In the morning the trails will become alive with ducks at the pond along the edges and children and parents approach the water’s edge with bread, soon to be crumbs to feed them. Very view of the homeless will be around beside a few who have chased and bullied away those who have seemed like they were encroaching on the bulls of the yard’s spots or those who stayed quiet enough to make it the night by remaining unnoticed.  

They homeless of the city exist outside the walls of society but are trapped by a routine of an apocalyptic sort of justice where survival is outside the law and goodwill comes from the weather or religious and social groups that can only help who comes first in line and the lines are ever getting longer. 

As each day more and more individuals find themselves unable to meet the burden of paying mortgages and feeding their families, the lines at food banks become overwhelming and those who offer their time and recourses to feed the masses fall short and fights usually break out before the night is at its peak over what is left to be taken away.  The streets become covered in those looking for help of any kind, even if it simply comes from the breeze from a doorway or the smell of a meal being cooked in a fancy restaurant before they are turned away.  The park becomes a new home were they can exist as themselves.  Usually after becoming sickened of being unnoticed by night time gallivants who are too nervous to look them in the eyes for the fear of seeing themselves, they seek the seclusion of the bushes of the park and try to stay quiet and rest before the heat and sweat of the day begins again. 
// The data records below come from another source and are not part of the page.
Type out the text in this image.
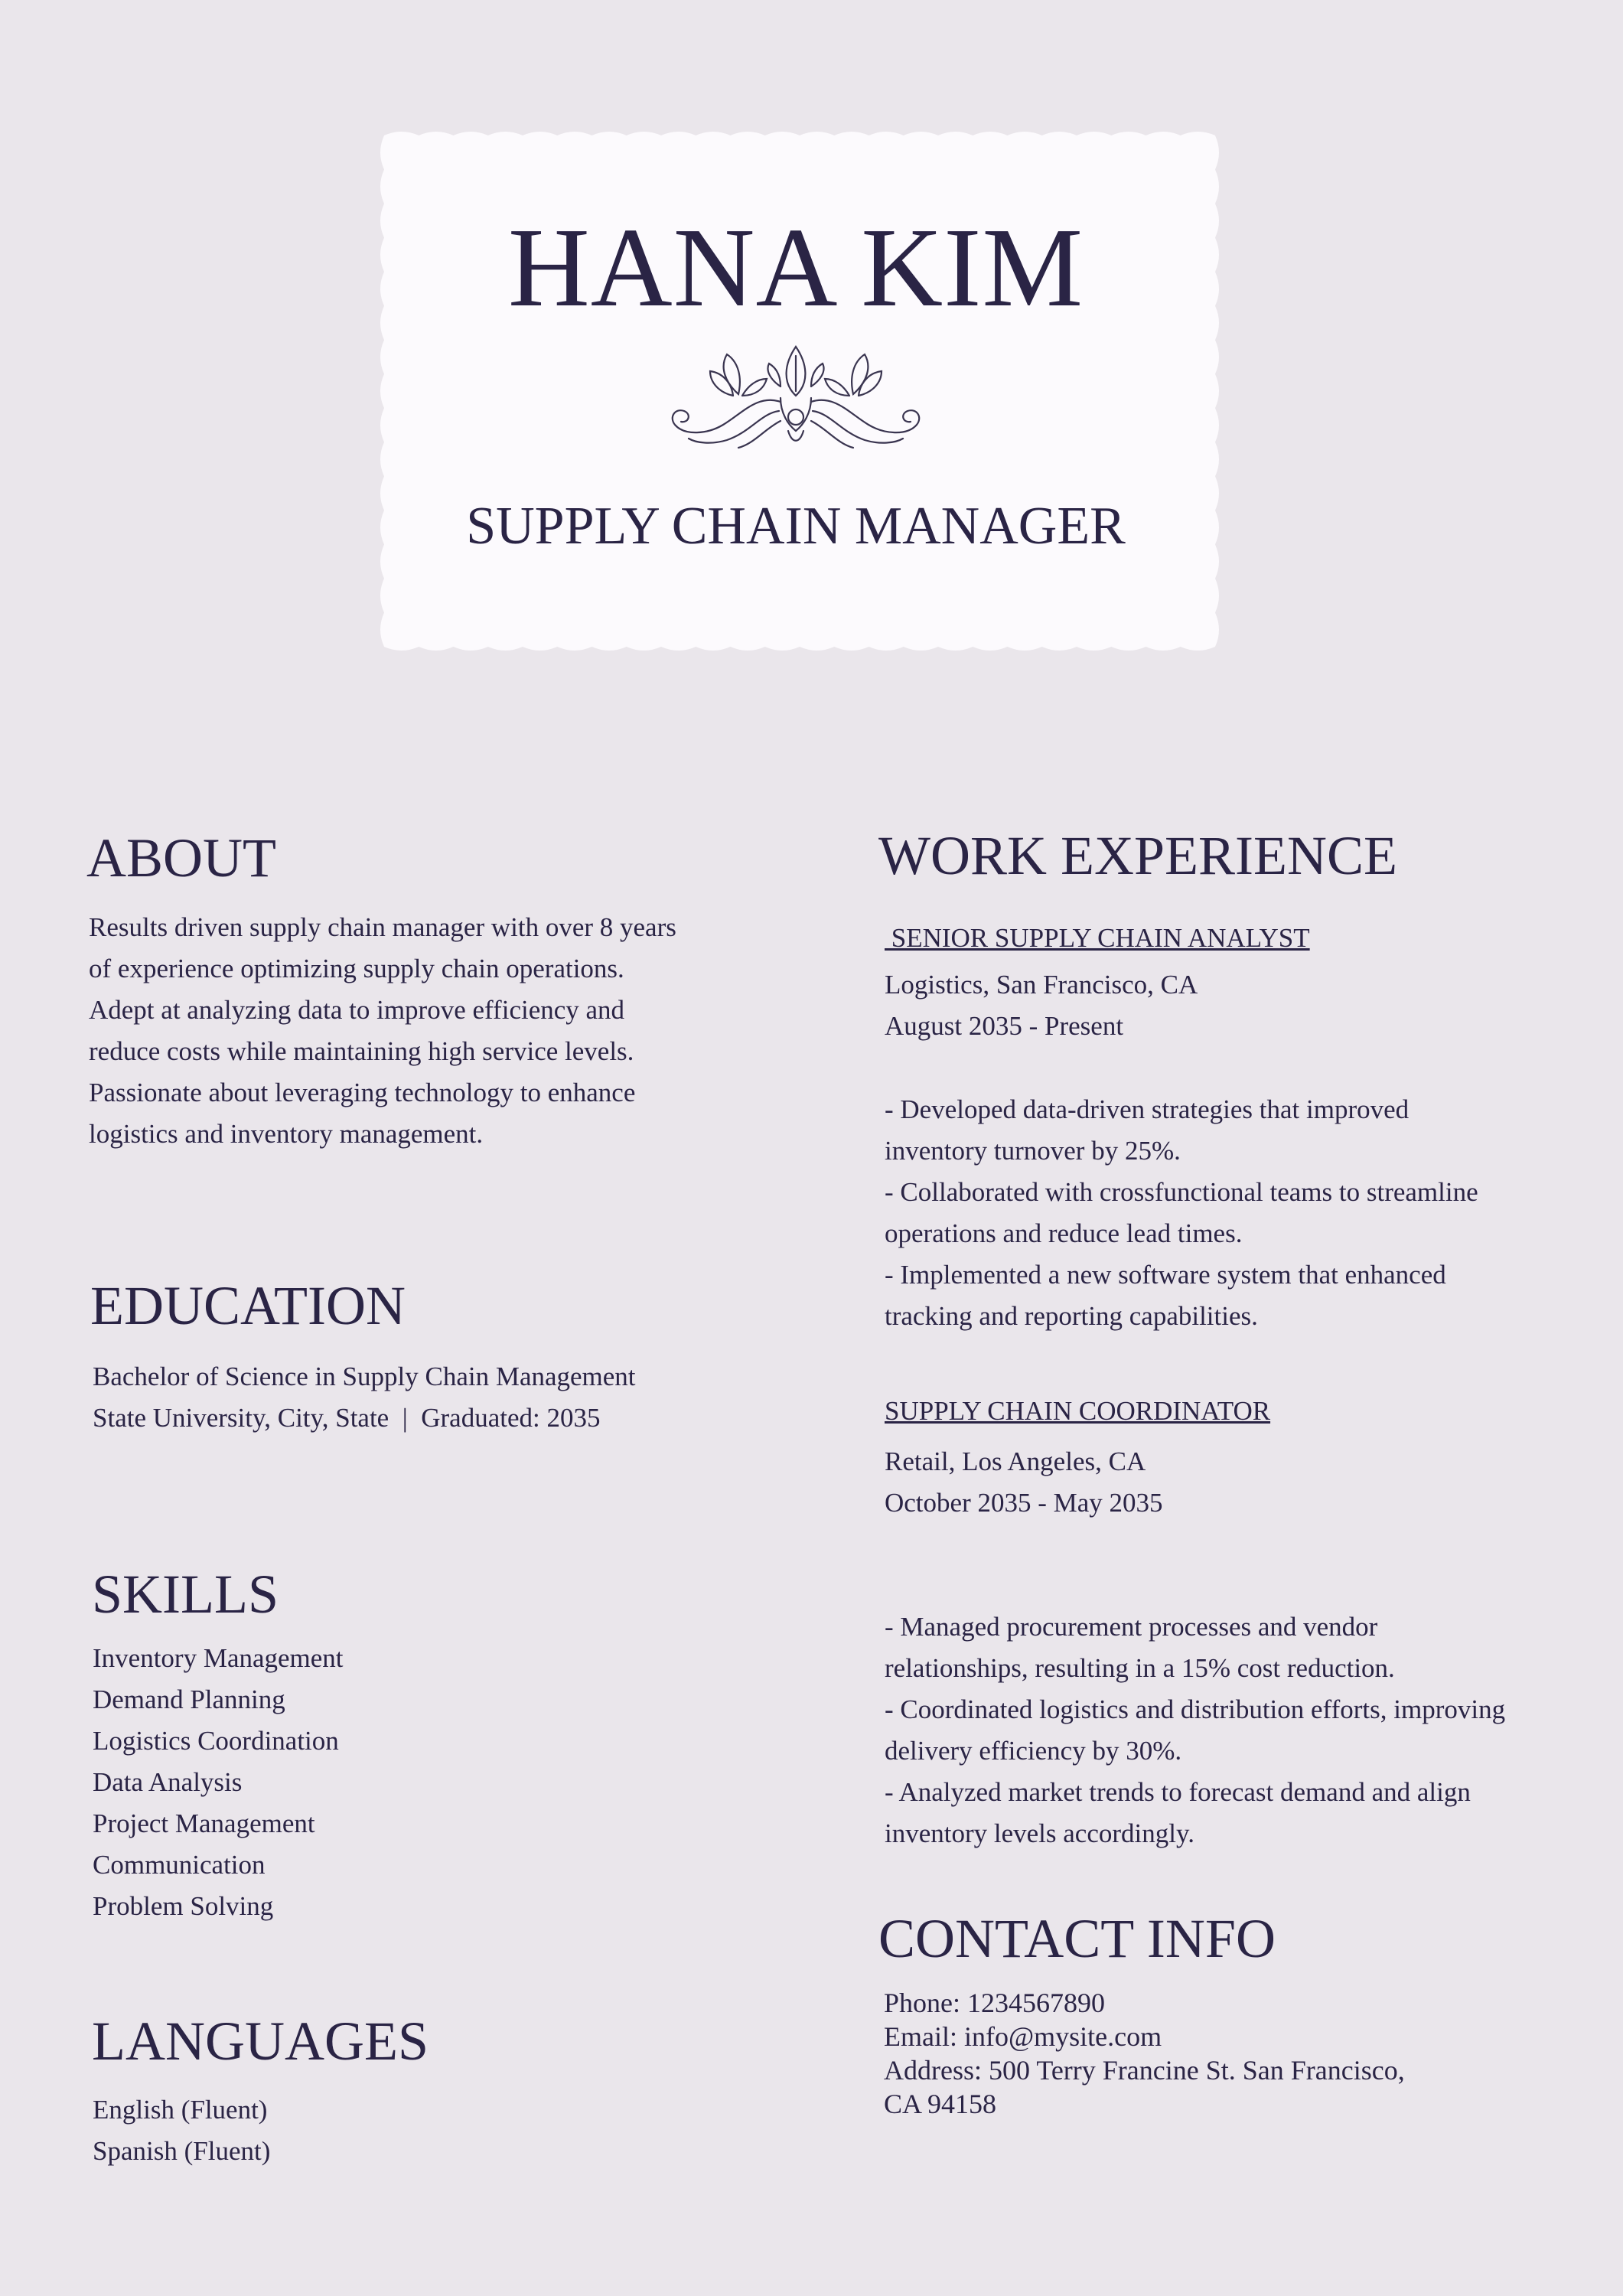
HANA KIM
SUPPLY CHAIN MANAGER
ABOUT
Results driven supply chain manager with over 8 years
of experience optimizing supply chain operations.
Adept at analyzing data to improve efficiency and
reduce costs while maintaining high service levels.
Passionate about leveraging technology to enhance
logistics and inventory management.
EDUCATION
Bachelor of Science in Supply Chain Management
State University, City, State  |  Graduated: 2035
SKILLS
Inventory Management
Demand Planning
Logistics Coordination
Data Analysis
Project Management
Communication
Problem Solving
LANGUAGES
English (Fluent)
Spanish (Fluent)
WORK EXPERIENCE
SENIOR SUPPLY CHAIN ANALYST
Logistics, San Francisco, CA
August 2035 - Present
- Developed data-driven strategies that improved
inventory turnover by 25%.
- Collaborated with crossfunctional teams to streamline
operations and reduce lead times.
- Implemented a new software system that enhanced
tracking and reporting capabilities.
SUPPLY CHAIN COORDINATOR
Retail, Los Angeles, CA
October 2035 - May 2035
- Managed procurement processes and vendor
relationships, resulting in a 15% cost reduction.
- Coordinated logistics and distribution efforts, improving
delivery efficiency by 30%.
- Analyzed market trends to forecast demand and align
inventory levels accordingly.
CONTACT INFO
Phone: 1234567890
Email: info@mysite.com
Address: 500 Terry Francine St. San Francisco,
CA 94158
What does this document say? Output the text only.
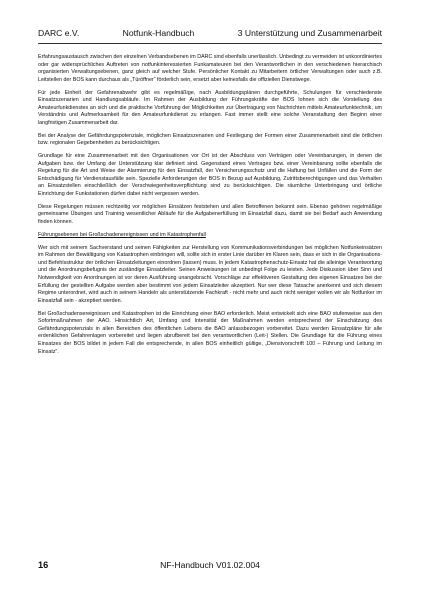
DARC e.V.	Notfunk-Handbuch	3 Unterstützung und Zusammenarbeit

Erfahrungsaustausch zwischen den einzelnen Verbandsebenen im DARC sind ebenfalls unerlässlich. Unbedingt zu vermeiden ist unkoordiniertes oder gar widersprüchliches Auftreten von notfunkinteressierten Funkamateuren bei den Verantwortlichen in den verschiedenen hierarchisch organisierten Verwaltungsebenen, ganz gleich auf welcher Stufe. Persönlicher Kontakt zu Mitarbeitern örtlicher Verwaltungen oder auch z.B. Leitstellen der BOS kann durchaus als „Türöffner“ förderlich sein, ersetzt aber keinesfalls die offiziellen Dienstwege.

Für jede Einheit der Gefahrenabwehr gibt es regelmäßige, nach Ausbildungsplänen durchgeführte, Schulungen für verschiedenste Einsatzszenarien und Handlungsabläufe. Im Rahmen der Ausbildung der Führungskräfte der BOS lohnen sich die Vorstellung des Amateurfunkdienstes an sich und die praktische Vorführung der Möglichkeiten zur Übertragung von Nachrichten mittels Amateurfunktechnik, um Verständnis und Aufmerksamkeit für den Amateurfunkdienst zu erlangen. Fast immer stellt eine solche Veranstaltung den Beginn einer langfristigen Zusammenarbeit dar.

Bei der Analyse der Gefährdungspotenziale, möglichen Einsatzszenarien und Festlegung der Formen einer Zusammenarbeit sind die örtlichen bzw. regionalen Gegebenheiten zu berücksichtigen.

Grundlage für eine Zusammenarbeit mit den Organisationen vor Ort ist der Abschluss von Verträgen oder Vereinbarungen, in denen die Aufgaben bzw. der Umfang der Unterstützung klar definiert sind. Gegenstand eines Vertrages bzw. einer Vereinbarung sollte ebenfalls die Regelung für die Art und Weise der Alarmierung für den Einsatzfall, der Versicherungsschutz und die Haftung bei Unfällen und die Form der Entschädigung für Verdienstausfälle sein. Spezielle Anforderungen der BOS in Bezug auf Ausbildung, Zutrittsberechtigungen und das Verhalten an Einsatzstellen einschließlich der Verschwiegenheitsverpflichtung sind zu berücksichtigen. Die räumliche Unterbringung und örtliche Einrichtung der Funkstationen dürfen dabei nicht vergessen werden.

Diese Regelungen müssen rechtzeitig vor möglichen Einsätzen feststehen und allen Betroffenen bekannt sein. Ebenso gehören regelmäßige gemeinsame Übungen und Training wesentlicher Abläufe für die Aufgabenerfüllung im Einsatzfall dazu, damit sie bei Bedarf auch Anwendung finden können.

Führungsebenen bei Großschadenereignissen und im Katastrophenfall

Wer sich mit seinem Sachverstand und seinen Fähigkeiten zur Herstellung von Kommunikationsverbindungen bei möglichen Notfunkeinsätzen im Rahmen der Bewältigung von Katastrophen einbringen will, sollte sich in erster Linie darüber im Klaren sein, dass er sich in die Organisations- und Befehlsstruktur der örtlichen Einsatzleitungen einordnen (lassen) muss. In jedem Katastrophenschutz-Einsatz hat die alleinige Verantwortung und die Anordnungsbefugnis der zuständige Einsatzleiter. Seinen Anweisungen ist unbedingt Folge zu leisten. Jede Diskussion über Sinn und Notwendigkeit von Anordnungen ist vor deren Ausführung unangebracht. Vorschläge zur effektiveren Gestaltung des eigenen Einsatzes bei der Erfüllung der gestellten Aufgabe werden aber bestimmt von jedem Einsatzleiter akzeptiert. Nur wer diese Tatsache anerkennt und sich diesem Regime unterordnet, wird auch in seinem Handeln als unterstützende Fachkraft - nicht mehr und auch nicht weniger wollen wir als Notfunker im Einsatzfall sein - akzeptiert werden.

Bei Großschadensereignissen und Katastrophen ist die Einrichtung einer BAO erforderlich. Meist entwickelt sich eine BAO stufenweise aus den Sofortmaßnahmen der AAO. Hinsichtlich Art, Umfang und Intensität der Maßnahmen werden entsprechend der Einschätzung des Gefährdungspotenzials in allen Bereichen des öffentlichen Lebens die BAO anlassbezogen vorbereitet. Dazu werden Einsatzpläne für alle erdenklichen Gefahrenlagen vorbereitet und liegen abrufbereit bei den verantwortlichen (Leit-) Stellen. Die Grundlage für die Führung eines Einsatzes der BOS bildet in jedem Fall die entsprechende, in allen BOS einheitlich gültige, „Dienstvorschrift 100 – Führung und Leitung im Einsatz“.

16	NF-Handbuch V01.02.004
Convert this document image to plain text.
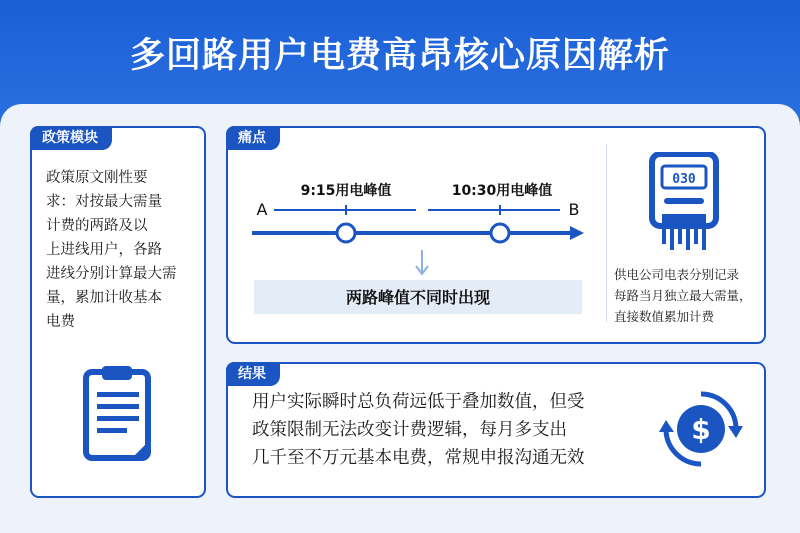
多回路用户电费高昂核心原因解析
政策模块
政策原文刚性要
求：对按最大需量
计费的两路及以
上进线用户，各路
进线分别计算最大需
量，累加计收基本
电费
痛点
9:15用电峰值	10:30用电峰值
A	B
两路峰值不同时出现
030
供电公司电表分别记录
每路当月独立最大需量，
直接数值累加计费
结果
用户实际瞬时总负荷远低于叠加数值，但受
政策限制无法改变计费逻辑，每月多支出
几千至不万元基本电费，常规申报沟通无效
$
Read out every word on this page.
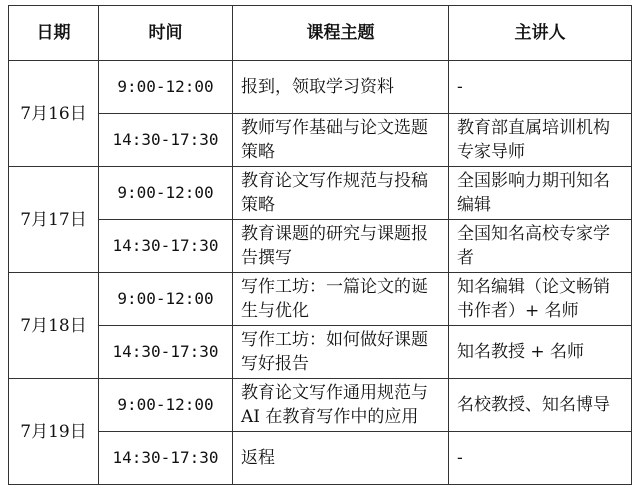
日期	时间	课程主题	主讲人
7月16日	9:00-12:00	报到，领取学习资料	-
	14:30-17:30	教师写作基础与论文选题策略	教育部直属培训机构专家导师
7月17日	9:00-12:00	教育论文写作规范与投稿策略	全国影响力期刊知名编辑
	14:30-17:30	教育课题的研究与课题报告撰写	全国知名高校专家学者
7月18日	9:00-12:00	写作工坊：一篇论文的诞生与优化	知名编辑（论文畅销书作者）+ 名师
	14:30-17:30	写作工坊：如何做好课题写好报告	知名教授 + 名师
7月19日	9:00-12:00	教育论文写作通用规范与AI 在教育写作中的应用	名校教授、知名博导
	14:30-17:30	返程	-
Many of the homeless i met in the park are mystically proud of their simplicity but want more and it is impossibly to give them what they need for around the next corner there is another mouth to feed and they might have children with them.  But there is hope in the good will of individuals who give them attention and look them in the eye at least to say they are out of change or money.  But if you have something to give, give.  It’s all you could want.